Su gran empeño frustrado fue salvaguardar la autonomía de la Fiscalía
19 dic 2014 . Actualizado a las 05:00 h.La dimisión de Eduardo Torres-Dulce, oficializada en la mañana de ayer cuando aún le quedaban menos de dos años como fiscal general del Estado, no sorprendió a casi nadie, salvo a personas muy contadas de su entorno profesional que, después de las últimas tormentas político-judiciales en las que se ha visto envuelto, le oyeron decir que estaba dispuesto a agotar su mandato.
Otros no tan allegados, pero del mundo judicial vieron en su decisión del pasado miércoles de posponer varias propuestas de nombramientos en el seno del Consejo Fiscal, entre ellos de fiscal jefe del Tribunal Constitucional, un preámbulo de su anuncio de ayer.

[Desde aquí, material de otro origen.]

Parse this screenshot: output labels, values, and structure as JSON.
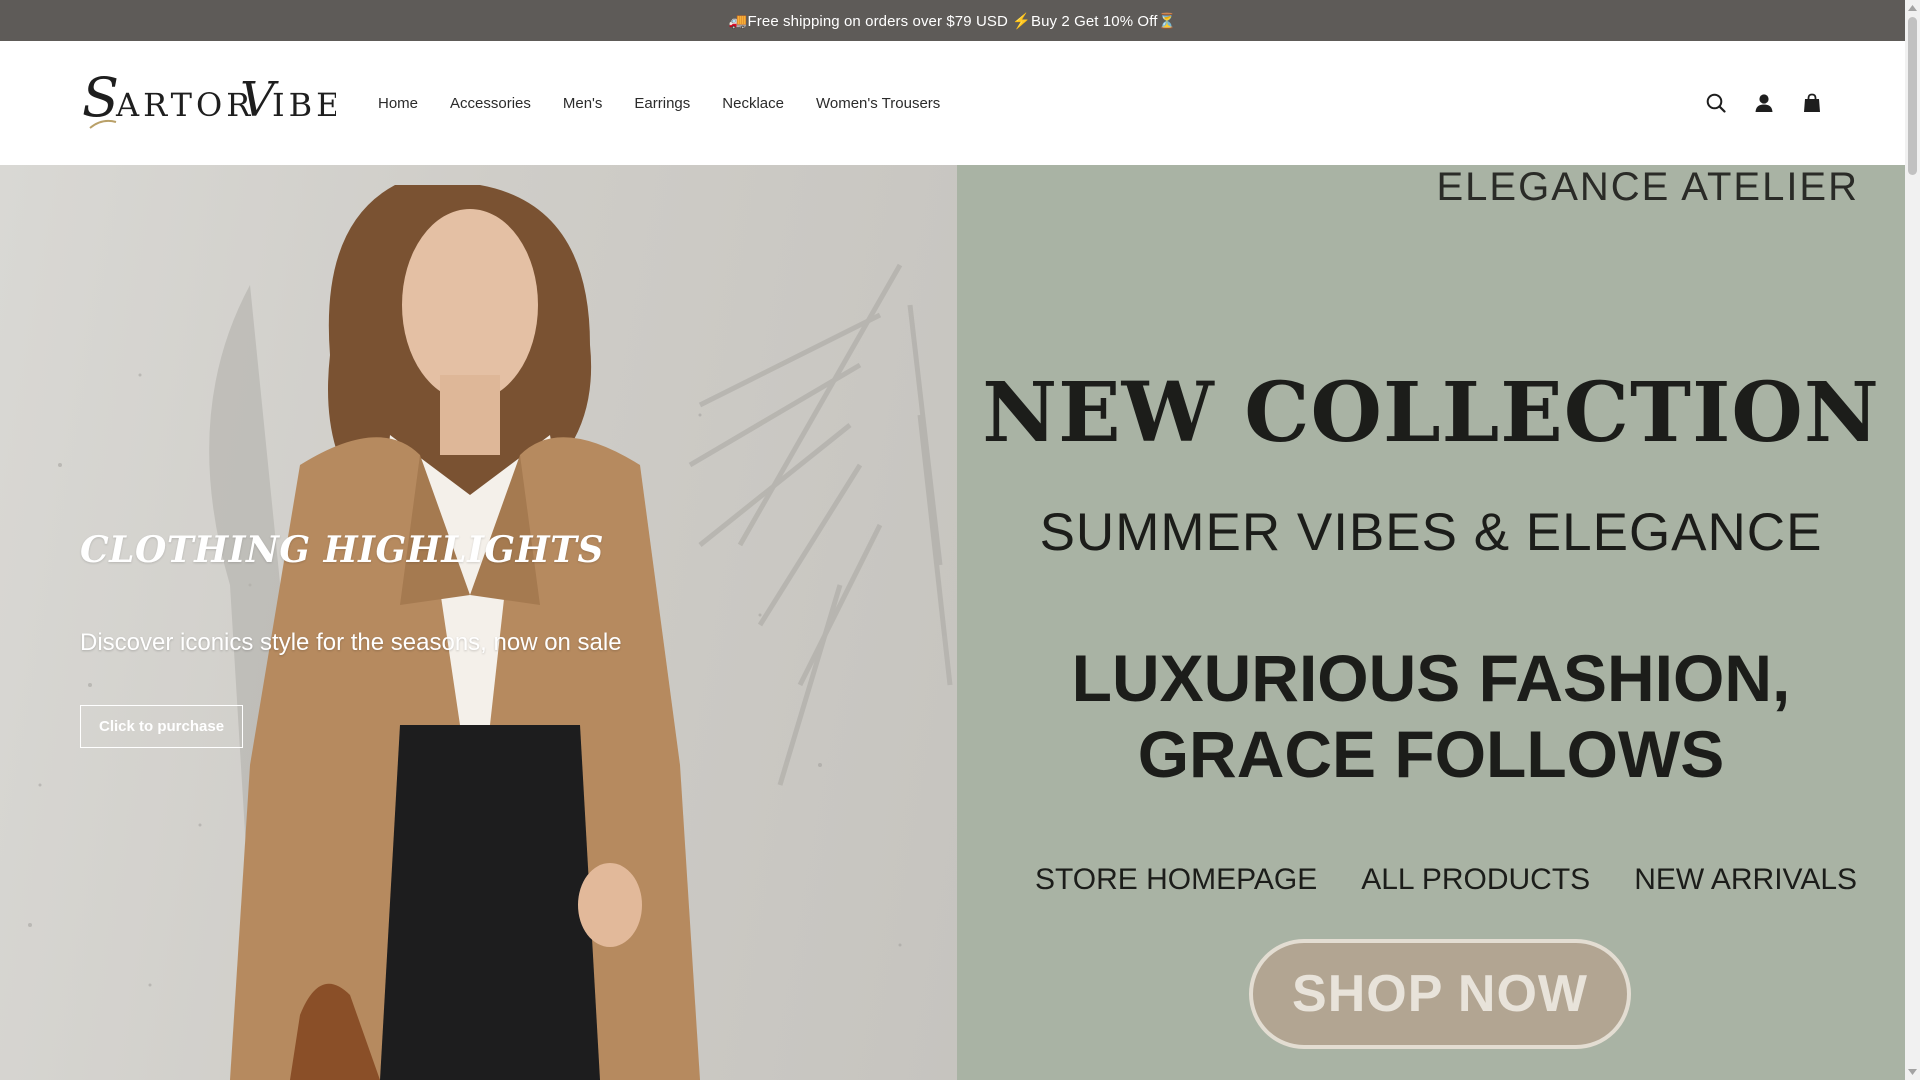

La dimisión de Torres-Dulce, el segundo fiscal general nombrado por el PP que no acaba su mandato -el primero fue su amigo Ortiz Úrculo, que solo duró ocho meses con Aznar- se produce a las pocas semanas de la celebración del referendo alternativo del 9-N en Cataluña. La postura del fiscal general ha venido siendo fuertemente cuestionada en público y en privado por varios miembros del Gobierno, que entendían que Torres-Dulce no había defendido los intereses del Estado en Cataluña.
Pero las desavenencias ya vienen de atrás. El jefe de los fiscales no apartó a las del caso Gürtel, permitiendo que siguieran al frente de una investigación, cuyo magistrado Pablo Ruz ha acabado acusando al PP de ser partícipe a título lucrativo. Las dos responsables del ministerio público han sido las grandes impulsoras de la investigación hasta la llegada de Ruz a la misma, tal y como prueban los interrogatorios, en los que ambas han venido protagonizando la mayoría de las preguntas a imputados y testigos.
La falta de sintonía de Torres-Dulce con el equipo del exministro de Justicia Alberto Ruiz-Gallardón, y de forma más clara con el de su sucesor, se agudizó cuando se hizo evidente que los planes gubernamentales sobre el futuro Código Procesal Penal no cumplían con sus expectativas porque, al menos en una primera fase, no contemplan el traspaso de la instrucción penal a los fiscales ni la adscripción funcional de la Policía Judicial a la Fiscalía, ni la dotaban de la autonomía que él considera necesaria.
Defensa de su independencia
Torres-Dulce siempre puso especial énfasis en marcar distancias con el Gobierno que lo ha nombrado, pero que no está facultado por ley para cesarlo. Así lo evidenció durante la última comparecencia en el Congreso el pasado 26 de noviembre, cuando manifestó que no se le puede decir que sea proclive al Gobierno de Rajoy. Citó como ejemplos que avalan su independencia de criterio el haber sido él quien solicitó la prisión del extesorero del PP Luis Bárcenas y que ha mantenido posiciones contrarias al Ministerio del Interior en los casos Bolinaga y Matas. «No toleraré nunca que el Gobierno me diga lo tengo que hacer, porque sería un delito», había afirmado, para añadir de forma categórica: «Si tengo que sostener posición contraria al Gobierno la sostengo».
¿Por qué ahora?
Torres-Dulce era el gran protegido de Ruiz-Gallardón. Eran y siguen siendo amigos personales, pero nunca han ocultado sus discrepancias, ni en público ni en privado. Gallardón cayó hace casi tres meses. Su sucesor y el fiscal general dimisionario solo se han visto una vez desde que Rafael Catalá accedió al cargo. Fue en la ronda de visitas protocolarias que el nuevo ministro hizo tras su nombramiento. Cuentan que en esa visita el actual titular de la cartera de Justicia, consciente de que no le podían cesar, le dejó claro que el Gobierno vería con muy buenos ojos que dejase el cargo por voluntad propia.
En medios judiciales se da por hecho de que Torres-Dulce buscaba reacomodo desde hace meses e incluso se postuló, sin éxito, para algún puesto que se cubrió a comienzos del pasado verano. Desde entonces, la presión política a la que se vio sometido fue a más. Por eso, dicen quienes le conocen, imitando a su admirado John Wayne, optó por gastar la última bala que le quedaba en la recámara: la dimisión.